= Moritz Gudenus =

Moritz Gudenus (11 April 1596, Cassel — February 1680, Treffurt) was a German Catholic preacher and a convert to the Catholic faith from the Protestant ministry.

== Biography ==
Gudenus was a descendant of a Calvinist Gudenus family which had removed from Utrecht to Hesse. After attending school at Cassel he continued his studies at the University of Marburg, in which city he subsequently acted as deacon of the reformed church. He had held this position for less than two years, when a change of civil rulers resulted in the official substitution of Lutheranism for Calvinism at Marburg. Gudenus lost his office because of his refusal to adopt the Augsburg Confession. He returned to Cassel, was appointed assistant at Abterode, and in 1625 became pastor there.

The reading of Bellarmine's works revealed to him the Catholic doctrine in its true light, and after careful study he and his family were received into the Church in 1630. The conversion was made at the cost of considerable personal sacrifices.
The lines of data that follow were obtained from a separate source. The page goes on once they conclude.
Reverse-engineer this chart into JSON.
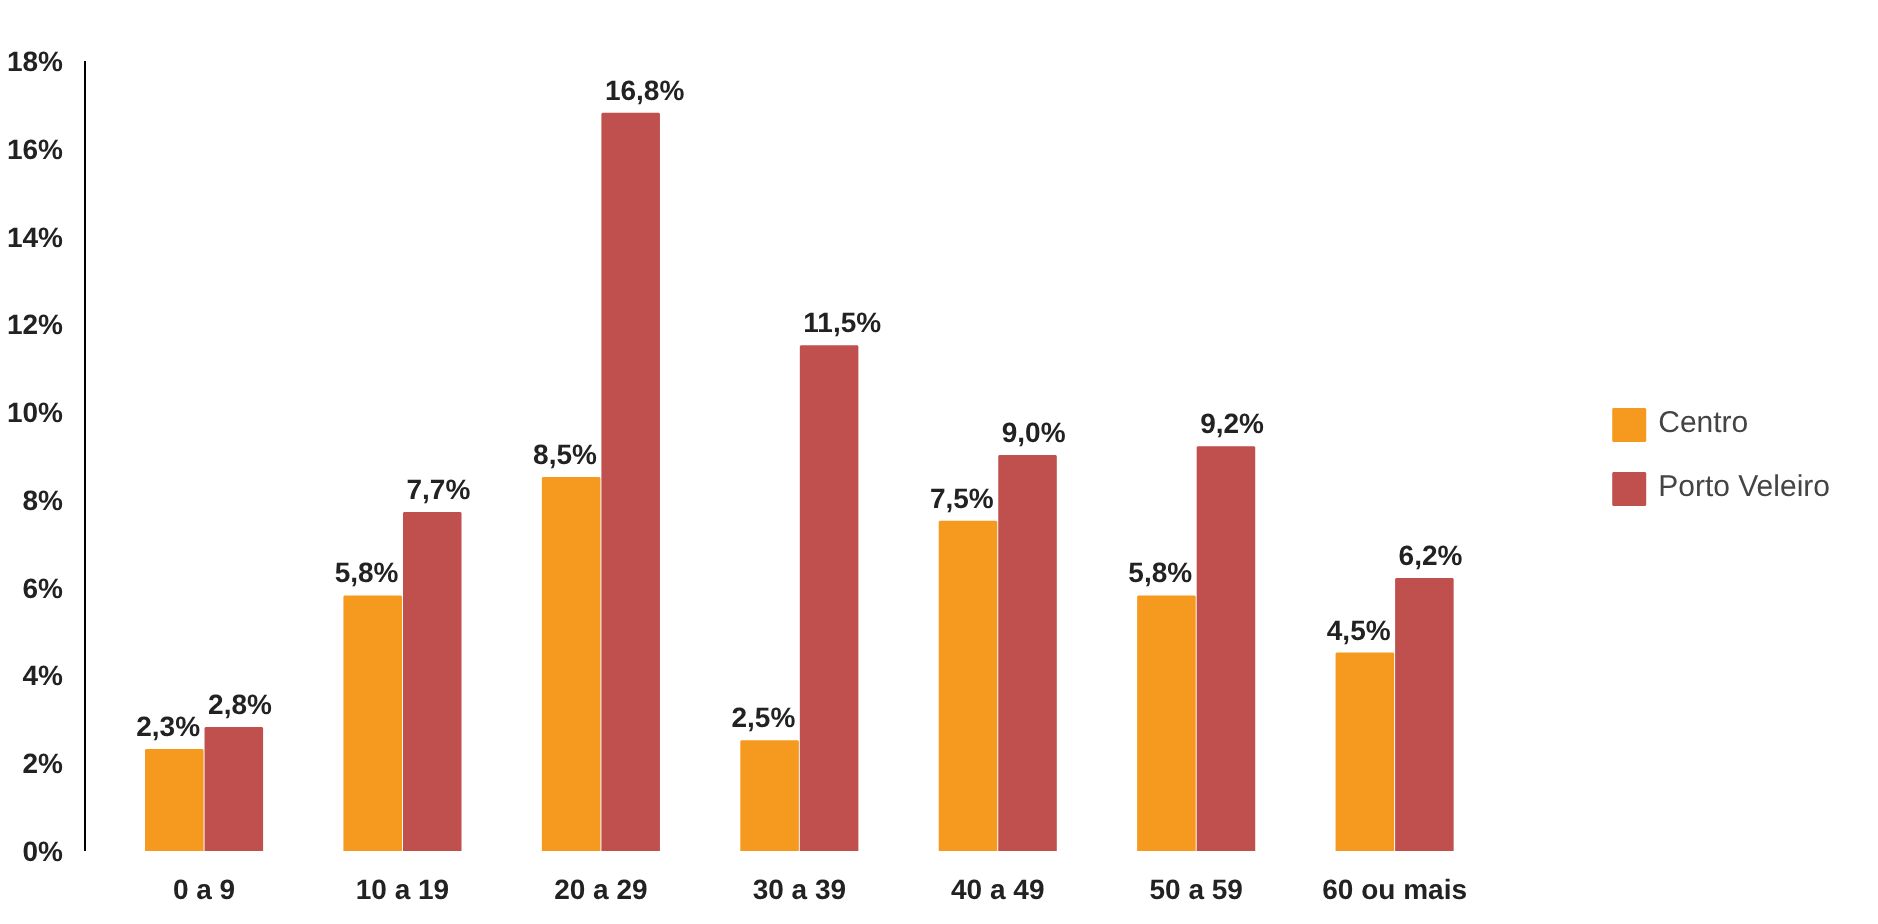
{
  "chart_data": {
    "type": "bar",
    "categories": [
      "0 a 9",
      "10 a 19",
      "20 a 29",
      "30 a 39",
      "40 a 49",
      "50 a 59",
      "60 ou mais"
    ],
    "series": [
      {
        "name": "Centro",
        "color": "#f59a1f",
        "values": [
          2.3,
          5.8,
          8.5,
          2.5,
          7.5,
          5.8,
          4.5
        ],
        "value_labels": [
          "2,3%",
          "5,8%",
          "8,5%",
          "2,5%",
          "7,5%",
          "5,8%",
          "4,5%"
        ]
      },
      {
        "name": "Porto Veleiro",
        "color": "#c0504d",
        "values": [
          2.8,
          7.7,
          16.8,
          11.5,
          9.0,
          9.2,
          6.2
        ],
        "value_labels": [
          "2,8%",
          "7,7%",
          "16,8%",
          "11,5%",
          "9,0%",
          "9,2%",
          "6,2%"
        ]
      }
    ],
    "ylim": [
      0,
      18
    ],
    "yticks": [
      {
        "value": 0,
        "label": "0%"
      },
      {
        "value": 2,
        "label": "2%"
      },
      {
        "value": 4,
        "label": "4%"
      },
      {
        "value": 6,
        "label": "6%"
      },
      {
        "value": 8,
        "label": "8%"
      },
      {
        "value": 10,
        "label": "10%"
      },
      {
        "value": 12,
        "label": "12%"
      },
      {
        "value": 14,
        "label": "14%"
      },
      {
        "value": 16,
        "label": "16%"
      },
      {
        "value": 18,
        "label": "18%"
      }
    ],
    "grid": false,
    "legend": "right"
  }
}
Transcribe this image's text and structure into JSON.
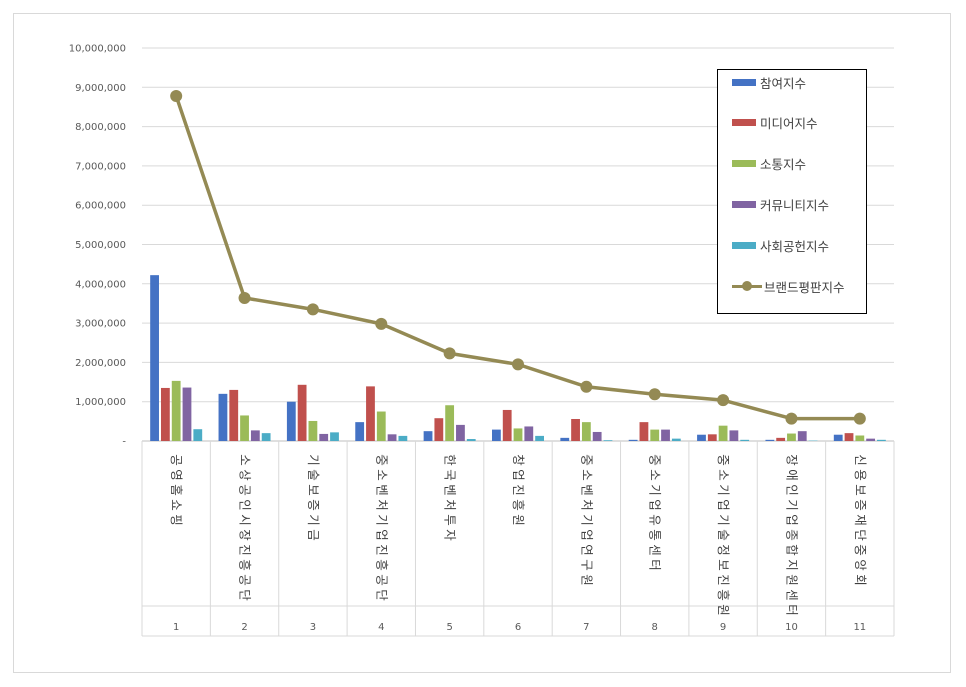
{
  "chart_data": {
    "type": "bar",
    "categories": [
      "공영홈쇼핑",
      "소상공인시장진흥공단",
      "기술보증기금",
      "중소벤처기업진흥공단",
      "한국벤처투자",
      "창업진흥원",
      "중소벤처기업연구원",
      "중소기업유통센터",
      "중소기업기술정보진흥원",
      "장애인기업종합지원센터",
      "신용보증재단중앙회"
    ],
    "x": [
      "1",
      "2",
      "3",
      "4",
      "5",
      "6",
      "7",
      "8",
      "9",
      "10",
      "11"
    ],
    "series": [
      {
        "name": "참여지수",
        "type": "bar",
        "color": "#4472c4",
        "values": [
          4220000,
          1200000,
          1000000,
          480000,
          250000,
          290000,
          80000,
          30000,
          160000,
          30000,
          160000
        ]
      },
      {
        "name": "미디어지수",
        "type": "bar",
        "color": "#c0504d",
        "values": [
          1350000,
          1300000,
          1430000,
          1390000,
          580000,
          790000,
          560000,
          480000,
          170000,
          80000,
          200000
        ]
      },
      {
        "name": "소통지수",
        "type": "bar",
        "color": "#9bbb59",
        "values": [
          1530000,
          650000,
          510000,
          750000,
          910000,
          320000,
          480000,
          290000,
          390000,
          190000,
          140000
        ]
      },
      {
        "name": "커뮤니티지수",
        "type": "bar",
        "color": "#8064a2",
        "values": [
          1360000,
          270000,
          180000,
          170000,
          410000,
          370000,
          230000,
          290000,
          270000,
          250000,
          60000
        ]
      },
      {
        "name": "사회공헌지수",
        "type": "bar",
        "color": "#4bacc6",
        "values": [
          300000,
          200000,
          220000,
          130000,
          50000,
          130000,
          20000,
          60000,
          30000,
          10000,
          30000
        ]
      },
      {
        "name": "브랜드평판지수",
        "type": "line",
        "color": "#948a54",
        "values": [
          8780000,
          3640000,
          3350000,
          2980000,
          2230000,
          1950000,
          1380000,
          1190000,
          1040000,
          570000,
          570000
        ]
      }
    ],
    "ylim": [
      0,
      10000000
    ],
    "yticks": [
      "-",
      "1,000,000",
      "2,000,000",
      "3,000,000",
      "4,000,000",
      "5,000,000",
      "6,000,000",
      "7,000,000",
      "8,000,000",
      "9,000,000",
      "10,000,000"
    ],
    "grid": true,
    "legend_position": "top-right"
  }
}
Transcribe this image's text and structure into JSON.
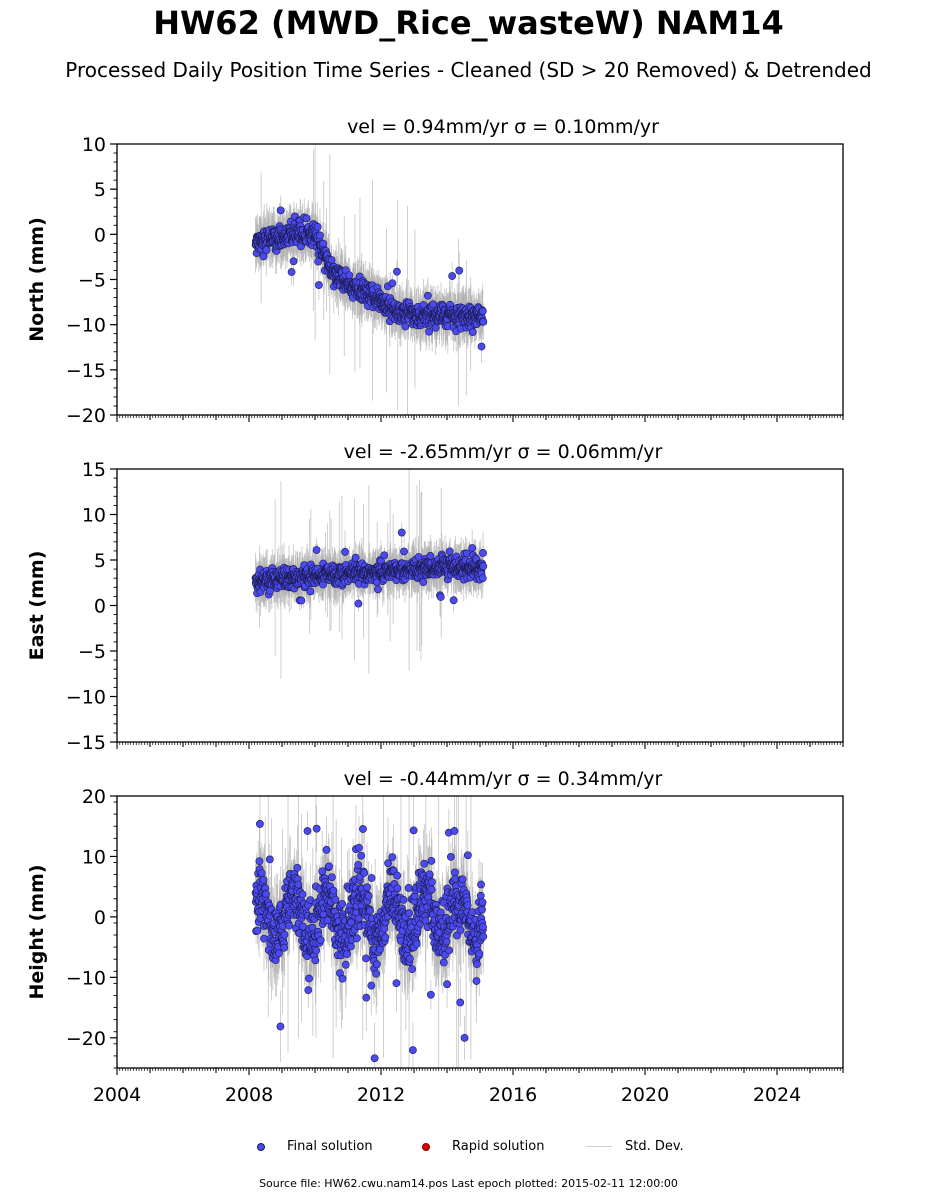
{
  "title": "HW62 (MWD_Rice_wasteW) NAM14",
  "subtitle": "Processed Daily Position Time Series - Cleaned (SD > 20 Removed) & Detrended",
  "footer": "Source file: HW62.cwu.nam14.pos  Last epoch plotted: 2015-02-11 12:00:00",
  "legend": {
    "final": "Final solution",
    "rapid": "Rapid solution",
    "std": "Std. Dev."
  },
  "colors": {
    "final_fill": "#4a4af0",
    "final_edge": "#1a1a4a",
    "rapid": "#dd0000",
    "std": "#b0b0b0"
  },
  "chart_data": [
    {
      "type": "scatter",
      "component": "north",
      "panel_title": "vel = 0.94mm/yr   σ = 0.10mm/yr",
      "ylabel": "North (mm)",
      "ylim": [
        -20,
        10
      ],
      "yticks": [
        -20,
        -15,
        -10,
        -5,
        0,
        5,
        10
      ],
      "xlim": [
        "2004-01-01",
        "2026-01-01"
      ],
      "xticks": [
        "2004",
        "2008",
        "2012",
        "2016",
        "2020",
        "2024"
      ],
      "series": [
        {
          "values_note": "daily positions, approx trend",
          "x": [
            "2008.2",
            "2008.5",
            "2009.0",
            "2009.5",
            "2010.0",
            "2010.5",
            "2011.0",
            "2011.5",
            "2012.0",
            "2012.5",
            "2013.0",
            "2013.5",
            "2014.0",
            "2014.5",
            "2015.1"
          ],
          "y": [
            -1,
            -0.5,
            -0.5,
            0,
            0,
            -4,
            -5.5,
            -6.5,
            -7.5,
            -8.5,
            -9,
            -9,
            -9,
            -9,
            -9
          ]
        }
      ]
    },
    {
      "type": "scatter",
      "component": "east",
      "panel_title": "vel = -2.65mm/yr   σ = 0.06mm/yr",
      "ylabel": "East (mm)",
      "ylim": [
        -15,
        15
      ],
      "yticks": [
        -15,
        -10,
        -5,
        0,
        5,
        10,
        15
      ],
      "xlim": [
        "2004-01-01",
        "2026-01-01"
      ],
      "xticks": [
        "2004",
        "2008",
        "2012",
        "2016",
        "2020",
        "2024"
      ],
      "series": [
        {
          "x": [
            "2008.2",
            "2009.0",
            "2010.0",
            "2011.0",
            "2012.0",
            "2013.0",
            "2014.0",
            "2015.1"
          ],
          "y": [
            2.5,
            3,
            3.2,
            3.5,
            3.7,
            4,
            4.2,
            4
          ]
        }
      ]
    },
    {
      "type": "scatter",
      "component": "height",
      "panel_title": "vel = -0.44mm/yr   σ = 0.34mm/yr",
      "ylabel": "Height (mm)",
      "ylim": [
        -25,
        20
      ],
      "yticks": [
        -20,
        -10,
        0,
        10,
        20
      ],
      "xlim": [
        "2004-01-01",
        "2026-01-01"
      ],
      "xticks": [
        "2004",
        "2008",
        "2012",
        "2016",
        "2020",
        "2024"
      ],
      "series": [
        {
          "x": [
            "2008.2",
            "2009.0",
            "2010.0",
            "2011.0",
            "2012.0",
            "2013.0",
            "2014.0",
            "2015.1"
          ],
          "y": [
            0,
            0,
            0,
            0,
            0,
            0,
            0,
            0
          ]
        }
      ]
    }
  ]
}
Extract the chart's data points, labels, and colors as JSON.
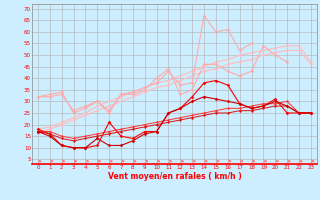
{
  "x": [
    0,
    1,
    2,
    3,
    4,
    5,
    6,
    7,
    8,
    9,
    10,
    11,
    12,
    13,
    14,
    15,
    16,
    17,
    18,
    19,
    20,
    21,
    22,
    23
  ],
  "bg_color": "#cceeff",
  "grid_color": "#b0b0b0",
  "line_top_jagged_color": "#ffaaaa",
  "line_top_jagged_y": [
    32,
    32,
    33,
    26,
    28,
    30,
    26,
    33,
    34,
    36,
    38,
    43,
    37,
    38,
    67,
    60,
    61,
    52,
    55,
    null,
    null,
    null,
    null,
    null
  ],
  "line_mid_jagged_color": "#ffaaaa",
  "line_mid_jagged_y": [
    32,
    33,
    34,
    25,
    27,
    30,
    25,
    33,
    33,
    35,
    40,
    44,
    33,
    35,
    46,
    46,
    43,
    41,
    43,
    54,
    50,
    47,
    null,
    null
  ],
  "line_diag1_color": "#ffbbbb",
  "line_diag1_y": [
    18,
    19,
    21,
    23,
    25,
    28,
    30,
    32,
    34,
    36,
    38,
    39,
    41,
    43,
    45,
    47,
    48,
    50,
    51,
    52,
    53,
    54,
    54,
    47
  ],
  "line_diag2_color": "#ffbbbb",
  "line_diag2_y": [
    17,
    18,
    20,
    22,
    24,
    26,
    28,
    30,
    32,
    34,
    36,
    37,
    39,
    41,
    43,
    44,
    46,
    47,
    48,
    50,
    51,
    52,
    52,
    46
  ],
  "line_bot_jagged1_color": "#ff0000",
  "line_bot_jagged1_y": [
    18,
    16,
    11,
    10,
    10,
    11,
    21,
    15,
    14,
    17,
    17,
    25,
    27,
    32,
    38,
    39,
    37,
    29,
    27,
    28,
    31,
    25,
    25,
    25
  ],
  "line_bot_jagged2_color": "#cc0000",
  "line_bot_jagged2_y": [
    17,
    15,
    11,
    10,
    10,
    14,
    11,
    11,
    13,
    16,
    17,
    25,
    27,
    30,
    32,
    31,
    30,
    29,
    27,
    28,
    30,
    28,
    25,
    25
  ],
  "line_diag3_color": "#ff3333",
  "line_diag3_y": [
    17,
    17,
    15,
    14,
    15,
    16,
    17,
    18,
    19,
    20,
    21,
    22,
    23,
    24,
    25,
    26,
    27,
    27,
    28,
    29,
    29,
    30,
    25,
    25
  ],
  "line_diag4_color": "#dd1111",
  "line_diag4_y": [
    17,
    16,
    14,
    13,
    14,
    15,
    16,
    17,
    18,
    19,
    20,
    21,
    22,
    23,
    24,
    25,
    25,
    26,
    26,
    27,
    28,
    28,
    25,
    25
  ],
  "arrow_color": "#ff6666",
  "xlabel": "Vent moyen/en rafales ( km/h )",
  "xlabel_color": "#ff0000",
  "tick_color": "#ff0000",
  "yticks": [
    5,
    10,
    15,
    20,
    25,
    30,
    35,
    40,
    45,
    50,
    55,
    60,
    65,
    70
  ],
  "ylim": [
    3,
    72
  ],
  "xlim": [
    -0.5,
    23.5
  ]
}
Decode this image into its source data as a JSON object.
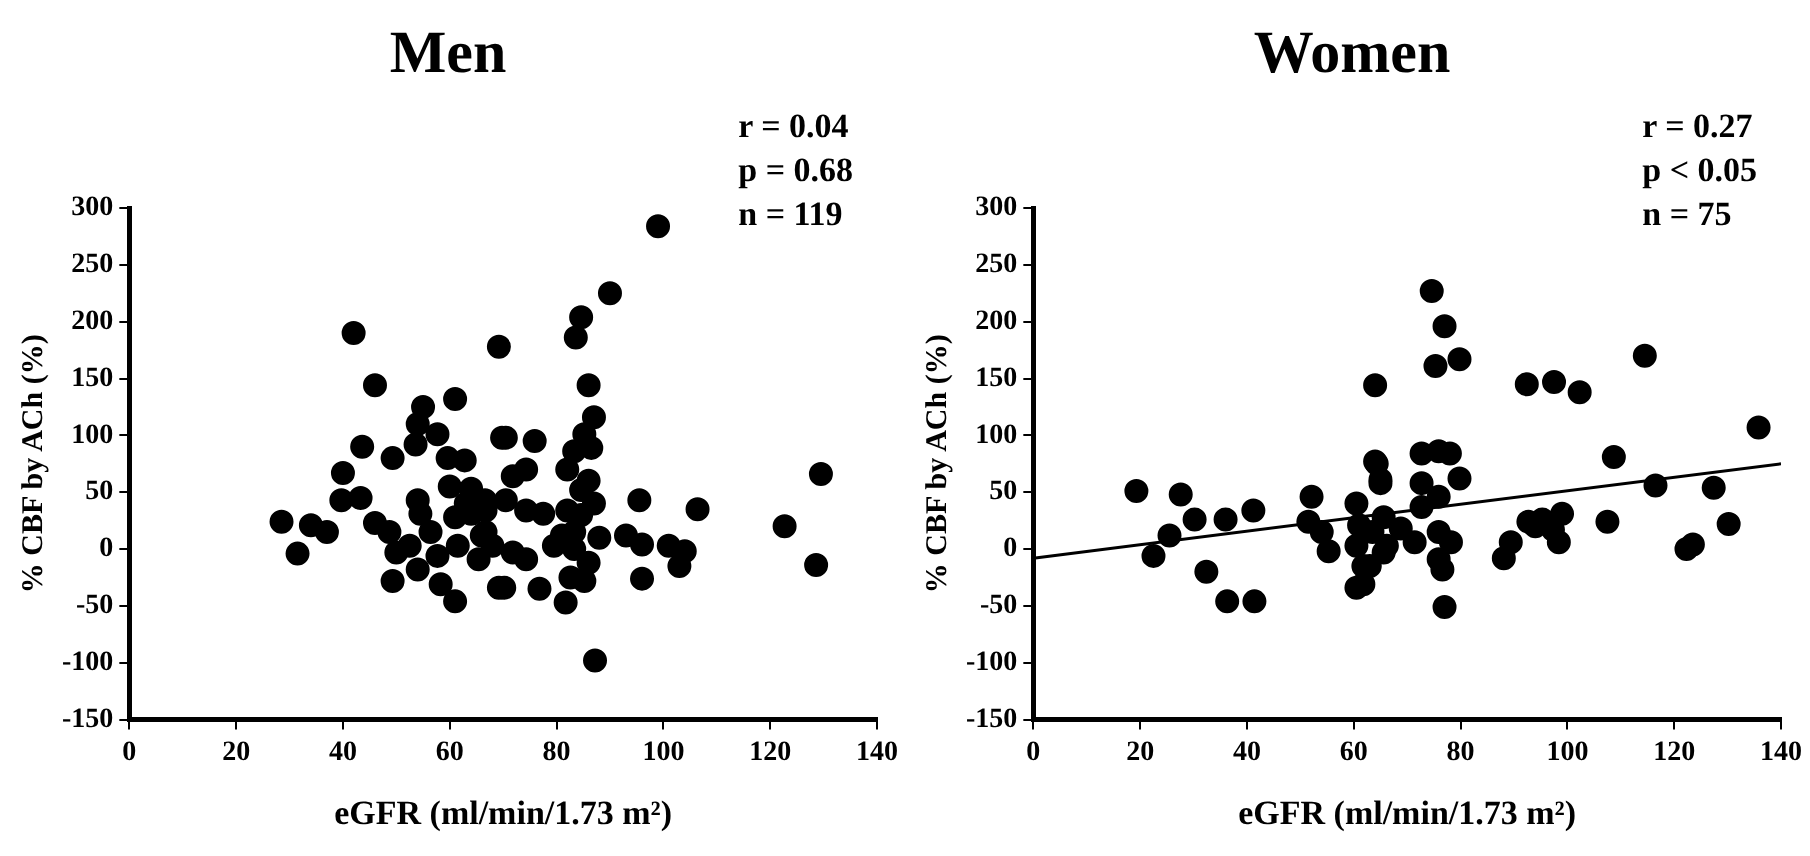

After a time of need and trials Gudenus was named high bailiff at Treffurt, a position which he held until his death.

His funeral panegyric was delivered by Herwig Boning, representative of the Archbishop of Mainz in the district of Eichsfeld and parish priest of Duderstadt. Boning included the panegyric in his edition of the works of Gudenus, which comprised a treatise on the Eucharist and two letters on the history of his conversion, one addressed to the Jesuits of Heiligenstadt, the other to his brother-in-law, Dr. Paul Stein: "Mensa Neophyti septem panibus instructa a cl. viro Dno. Mauritio Gudeno, electorali Moguntino praefecto in Trefurt p.m. sive ejusdem de sua ad fidem romano-catholicam conversione et divina erga se providentia narratio" (Duderstadt, 1686). Gudenus was survived by five sons, some of whom achieved distinction in ecclesiastical and academic circles. John Daniel became Auxiliary Bishop of Mainz; John Maurice, electoral and imperial counsellor and praetor at Erfurt, wrote a history of that city, "Historia Erfurtensis" (Duderstadt, 1675); Dr. John Christopher, who was diplomatic representative of the Archdiocese of Mainz at Vienna, and Dr. Urban Ferdinand, who occupied a university chair, became the founders of the two noble branches of the Gudenus family, which still flourish in Austria.

== Personal life ==
On 24 February 1623 he married Beata Stein (1602–1661). They had two sons:
- Johann Christoph, Reichsfreiherr und Edler Herr von Gudenus (1632–1705), progenitor of the elder line of the family
- Prof. Dr. med. Urban Ferdinand Gudenus (1634–1699), progenitor of the younger branch of Gudenus family

==Sources==

RASS, Convertiten, V (Freiburg, 1867), 366–81; BINDER in Kirchenlex., s. v.; Universal Lexikom, XI (Halle and Leipzig, 1735), 1212–13; KNESCHKE, Neues Allg. Deutsch. Adels-Lexikon, IV (Leipzig, 1863), 86–87.